Resta da promuovere l’aspetto relativo alla tipicità del prodotto. E qui il presidente Salvador spezza una lancia in favore del ministro delle Politiche agricole, Luca Zaia. 'Sta portando avanti una politica corretta, in favore delle produzioni di casa nostra'. Che tradotto nello specifico per il pesce, significa dare spazio innanzitutto alle trote, specie sulla quale l’Italia è assolutamente autosufficiente, con importanti centri produttivi in tutto il Nord-Est. 'E’ lì che bisogna arrivare', sprona Salvador, 'a portare nelle mense scolastiche le trote, al posto della platessa, del persico e del pangasio'.
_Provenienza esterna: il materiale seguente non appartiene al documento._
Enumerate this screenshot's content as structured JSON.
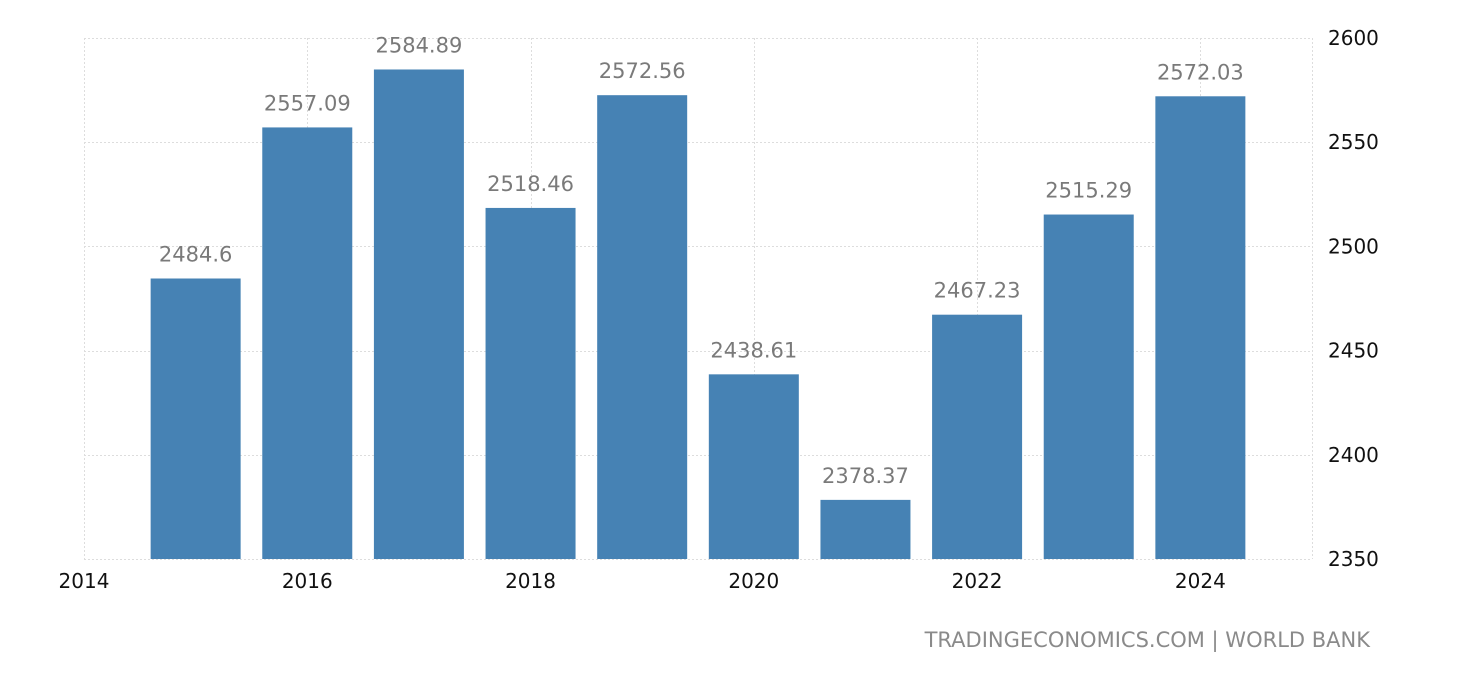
{
  "chart_data": {
    "type": "bar",
    "x": [
      2015,
      2016,
      2017,
      2018,
      2019,
      2020,
      2021,
      2022,
      2023,
      2024
    ],
    "values": [
      2484.6,
      2557.09,
      2584.89,
      2518.46,
      2572.56,
      2438.61,
      2378.37,
      2467.23,
      2515.29,
      2572.03
    ],
    "value_labels": [
      "2484.6",
      "2557.09",
      "2584.89",
      "2518.46",
      "2572.56",
      "2438.61",
      "2378.37",
      "2467.23",
      "2515.29",
      "2572.03"
    ],
    "x_ticks": [
      "2014",
      "2016",
      "2018",
      "2020",
      "2022",
      "2024"
    ],
    "x_tick_values": [
      2014,
      2016,
      2018,
      2020,
      2022,
      2024
    ],
    "y_ticks": [
      "2600",
      "2550",
      "2500",
      "2450",
      "2400",
      "2350"
    ],
    "y_tick_values": [
      2600,
      2550,
      2500,
      2450,
      2400,
      2350
    ],
    "ylim": [
      2350,
      2600
    ],
    "xlim": [
      2014,
      2025
    ],
    "y_axis_side": "right",
    "grid": true,
    "bar_color": "#4682b4",
    "label_color": "#7a7a7a"
  },
  "footer": {
    "source": "TRADINGECONOMICS.COM | WORLD BANK"
  }
}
In proposito, l’Api sta combattendo da tempo una battaglia contro il pangasio, pesce allevato nel Sud Est Asiatico e importato a prezzi bassissimi anche in Italia. Gli ultimi dati, ad alcuni mesi di distanza, registrano una flessione sull’import di questo pesce. I dati elaborati dalla Commissione europea sui numeri della Fao indicano che solamente nel 2008 sono entrati nell’Unione europea 210 mila tonnellate di filetti congelati di pangasio (di queste 16 mila solamente in Italia). Con un decremento, comunque, del 30% fra l’ultimo trimestre del 2008 e il primo del 2009. Ma con una ripresa piuttosto consistente verso la Russia, che dall’aprile di quest’anno ha riaperto le frontiere per le importazioni di pesce provenienti dal Vietnam.
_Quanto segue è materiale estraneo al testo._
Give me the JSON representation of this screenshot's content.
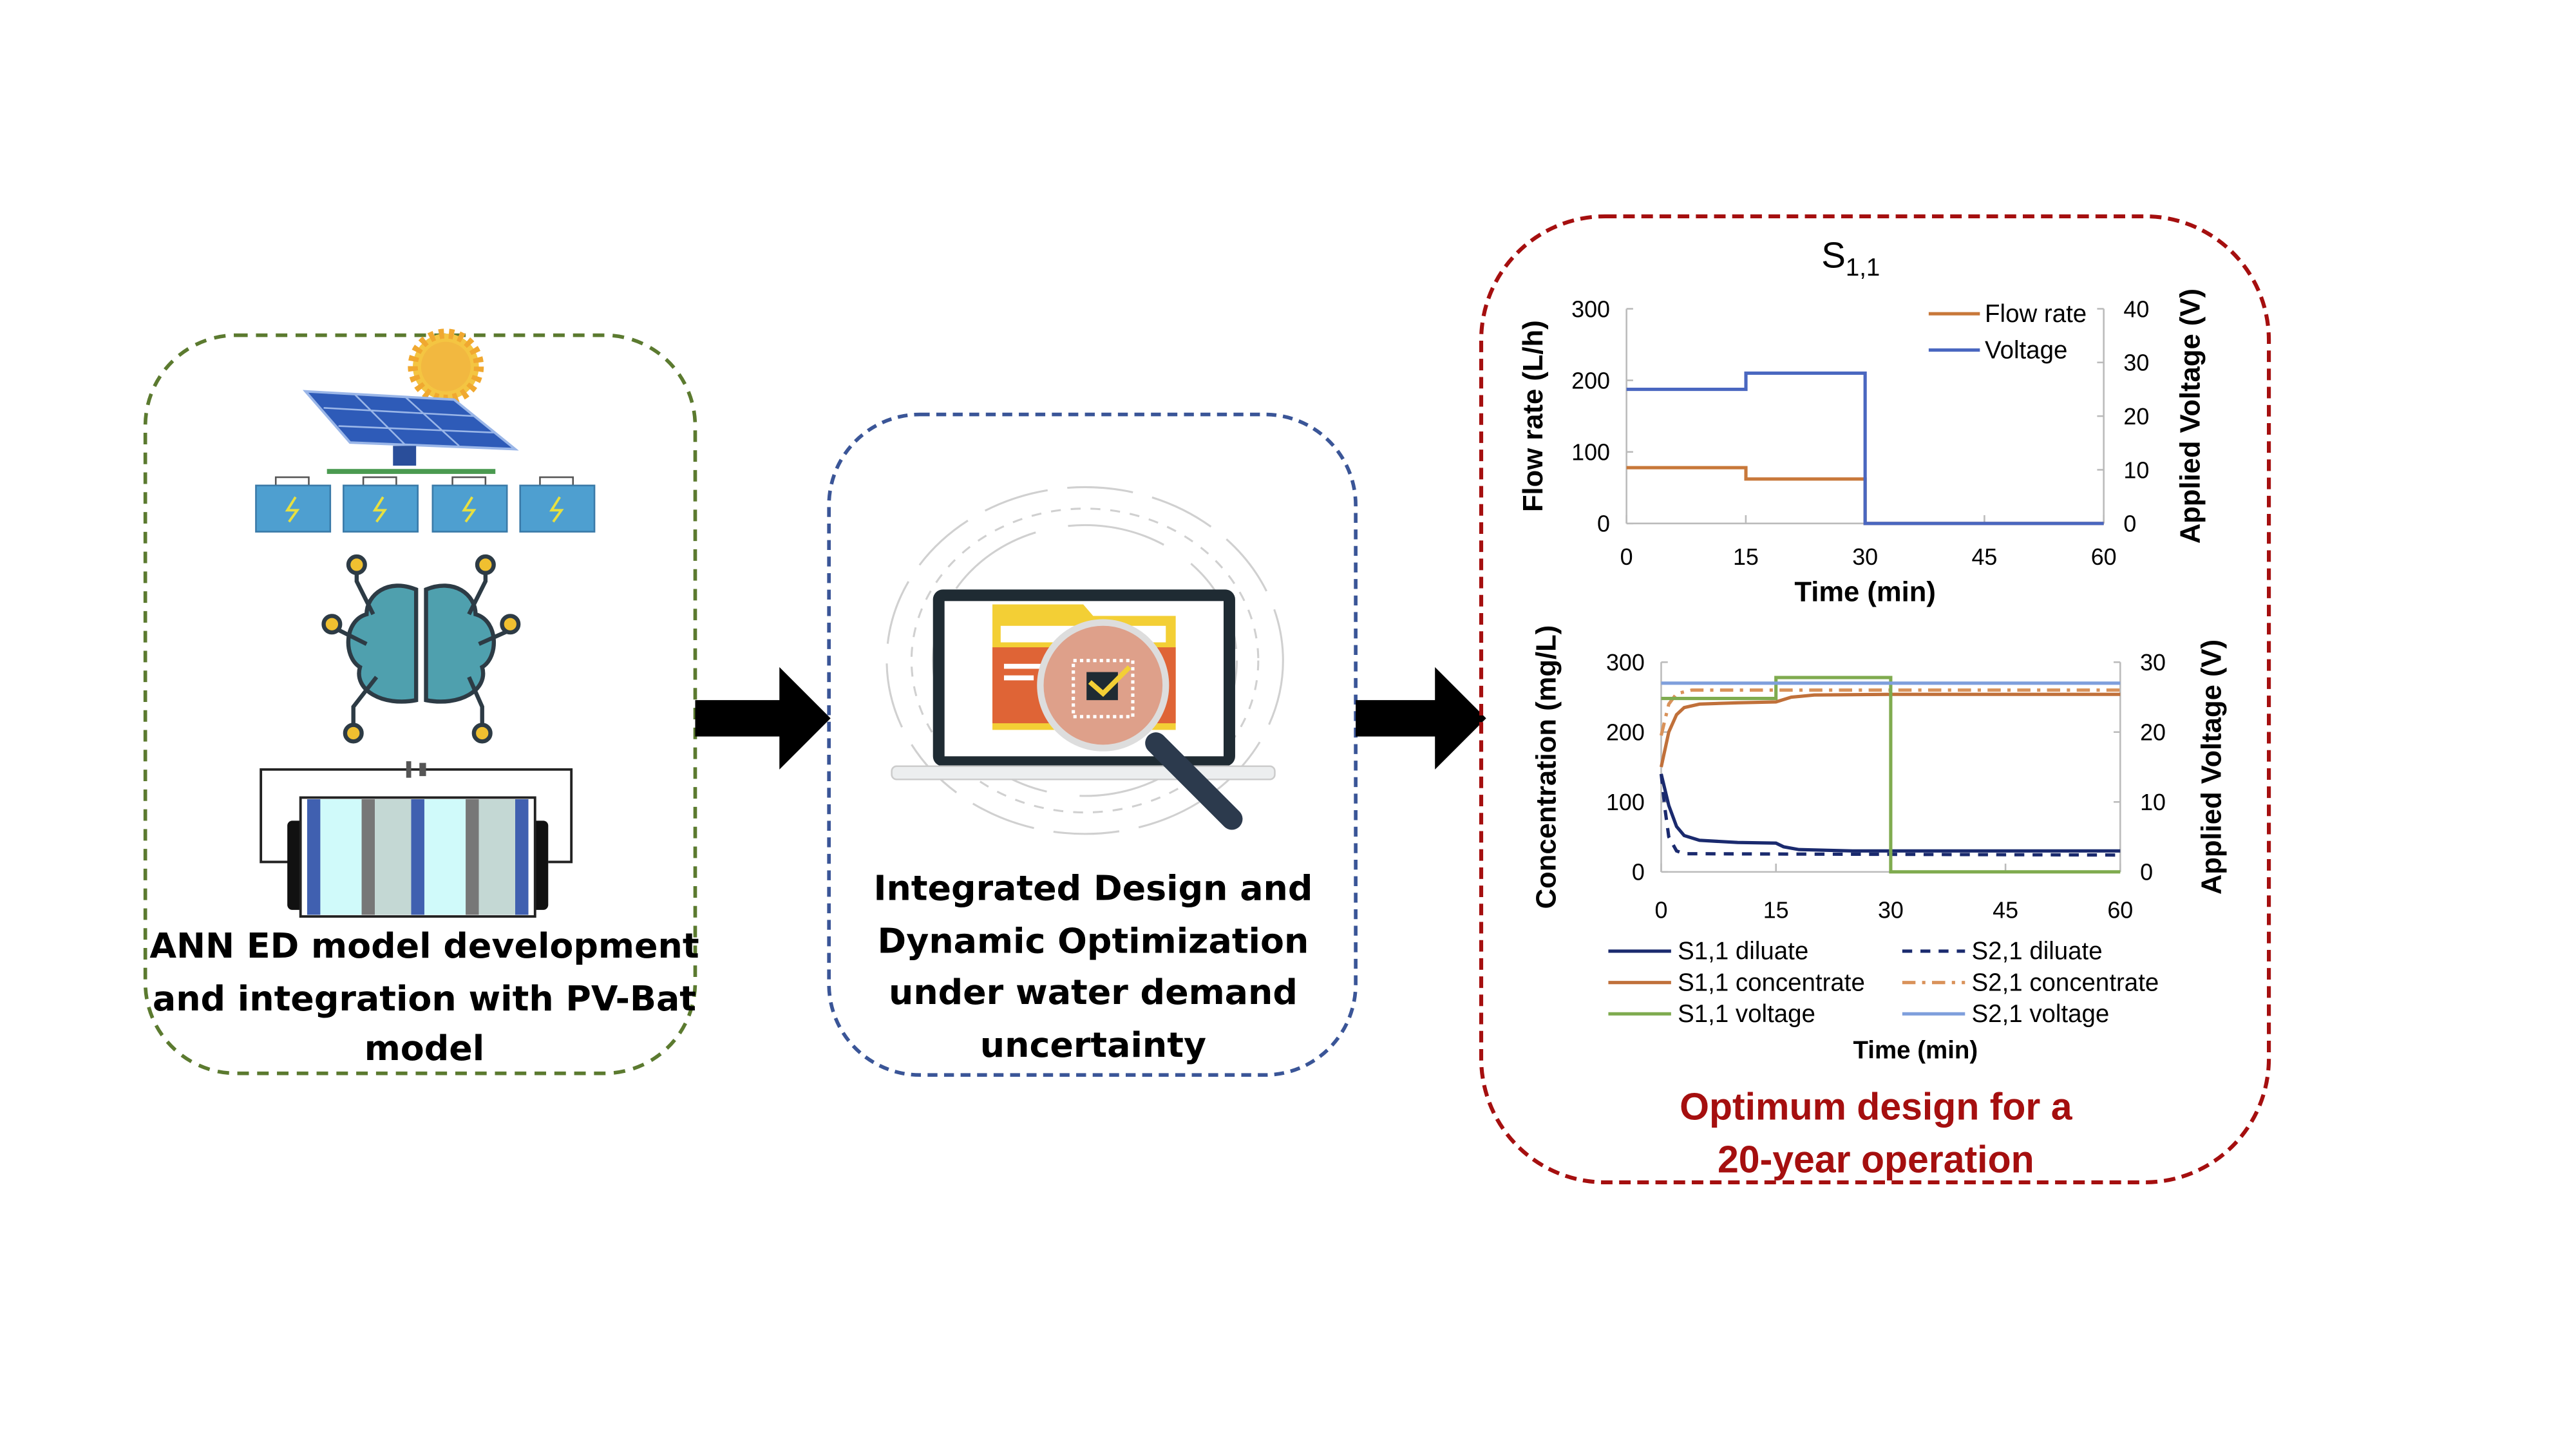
{
  "panels": {
    "left": {
      "caption": [
        "ANN ED model development",
        "and integration with PV-Bat",
        "model"
      ],
      "border_color": "#5b7a2f"
    },
    "middle": {
      "caption": [
        "Integrated Design and",
        "Dynamic Optimization",
        "under water demand",
        "uncertainty"
      ],
      "border_color": "#3a5597"
    },
    "right": {
      "title_main": "S",
      "title_sub": "1,1",
      "caption": [
        "Optimum design for a",
        "20-year operation"
      ],
      "border_color": "#a50f0f",
      "caption_color": "#a50f0f"
    }
  },
  "chart_data": [
    {
      "type": "line",
      "title": "S1,1",
      "xlabel": "Time (min)",
      "ylabel": "Flow rate (L/h)",
      "y2label": "Applied Voltage (V)",
      "xlim": [
        0,
        60
      ],
      "ylim": [
        0,
        300
      ],
      "y2lim": [
        0,
        40
      ],
      "xticks": [
        0,
        15,
        30,
        45,
        60
      ],
      "yticks": [
        0,
        100,
        200,
        300
      ],
      "y2ticks": [
        0,
        10,
        20,
        30,
        40
      ],
      "legend_position": "top-right",
      "series": [
        {
          "name": "Flow rate",
          "axis": "left",
          "color": "#c8783a",
          "dash": "",
          "points": [
            [
              0,
              78
            ],
            [
              15,
              78
            ],
            [
              15,
              62
            ],
            [
              30,
              62
            ],
            [
              30,
              0
            ],
            [
              60,
              0
            ]
          ]
        },
        {
          "name": "Voltage",
          "axis": "right",
          "color": "#4a67c0",
          "dash": "",
          "points": [
            [
              0,
              25
            ],
            [
              15,
              25
            ],
            [
              15,
              28
            ],
            [
              30,
              28
            ],
            [
              30,
              0
            ],
            [
              60,
              0
            ]
          ]
        }
      ]
    },
    {
      "type": "line",
      "xlabel": "Time (min)",
      "ylabel": "Concentration (mg/L)",
      "y2label": "Applied Voltage (V)",
      "xlim": [
        0,
        60
      ],
      "ylim": [
        0,
        300
      ],
      "y2lim": [
        0,
        30
      ],
      "xticks": [
        0,
        15,
        30,
        45,
        60
      ],
      "yticks": [
        0,
        100,
        200,
        300
      ],
      "y2ticks": [
        0,
        10,
        20,
        30
      ],
      "legend_position": "bottom",
      "series": [
        {
          "name": "S1,1 diluate",
          "axis": "left",
          "color": "#1a2a6e",
          "dash": "",
          "points": [
            [
              0,
              140
            ],
            [
              1,
              95
            ],
            [
              2,
              65
            ],
            [
              3,
              52
            ],
            [
              5,
              45
            ],
            [
              10,
              42
            ],
            [
              15,
              41
            ],
            [
              16,
              36
            ],
            [
              18,
              32
            ],
            [
              25,
              30
            ],
            [
              60,
              30
            ]
          ]
        },
        {
          "name": "S2,1 diluate",
          "axis": "left",
          "color": "#1a2a6e",
          "dash": "6,5",
          "points": [
            [
              0,
              140
            ],
            [
              0.5,
              90
            ],
            [
              1,
              50
            ],
            [
              2,
              30
            ],
            [
              3,
              26
            ],
            [
              60,
              24
            ]
          ]
        },
        {
          "name": "S1,1 concentrate",
          "axis": "left",
          "color": "#c0703a",
          "dash": "",
          "points": [
            [
              0,
              150
            ],
            [
              1,
              200
            ],
            [
              2,
              225
            ],
            [
              3,
              235
            ],
            [
              5,
              240
            ],
            [
              10,
              242
            ],
            [
              15,
              243
            ],
            [
              17,
              250
            ],
            [
              20,
              253
            ],
            [
              30,
              254
            ],
            [
              60,
              254
            ]
          ]
        },
        {
          "name": "S2,1 concentrate",
          "axis": "left",
          "color": "#d9925a",
          "dash": "8,4,2,4",
          "points": [
            [
              0,
              195
            ],
            [
              1,
              240
            ],
            [
              2,
              255
            ],
            [
              4,
              260
            ],
            [
              60,
              260
            ]
          ]
        },
        {
          "name": "S1,1 voltage",
          "axis": "right",
          "color": "#7fab4f",
          "dash": "",
          "points": [
            [
              0,
              24.8
            ],
            [
              15,
              24.8
            ],
            [
              15,
              27.8
            ],
            [
              30,
              27.8
            ],
            [
              30,
              0
            ],
            [
              60,
              0
            ]
          ]
        },
        {
          "name": "S2,1 voltage",
          "axis": "right",
          "color": "#7f9fdc",
          "dash": "",
          "points": [
            [
              0,
              27
            ],
            [
              60,
              27
            ]
          ]
        }
      ]
    }
  ]
}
La riduzione del flusso di pangasio verso l’Italia costituisce, secondo Salvador, una prima vittoria della campagna di informazione promossa da Api. 'E’ inutile, altrimenti, chiedere agli allevatori italiani ed europei di rispettare determinate regole nell’allevamento', osserva Salvador, 'quando non viene applicata una reciprocità in fase commerciale, ma anche nelle fasi preliminari di allevamento, di lavoro, di sicurezza alimentare'.
La soluzione dunque è quella della promozione dei prodotti locali, una sorta di chilometro zero' anche per l’acquacoltura. In attesa di fare chiarezza anche sulle modalità dell’offerta del pesce. Salvador è lapidario: 'Basta portare sui banchi del pesce prodotti decongelati, perché su questa tipologia non abbiamo un controllo adeguato. Facciamo spazio a due categorie, fresco e congelato. Avremmo riflessi positivi per tutta la filiera e per il consumatore'.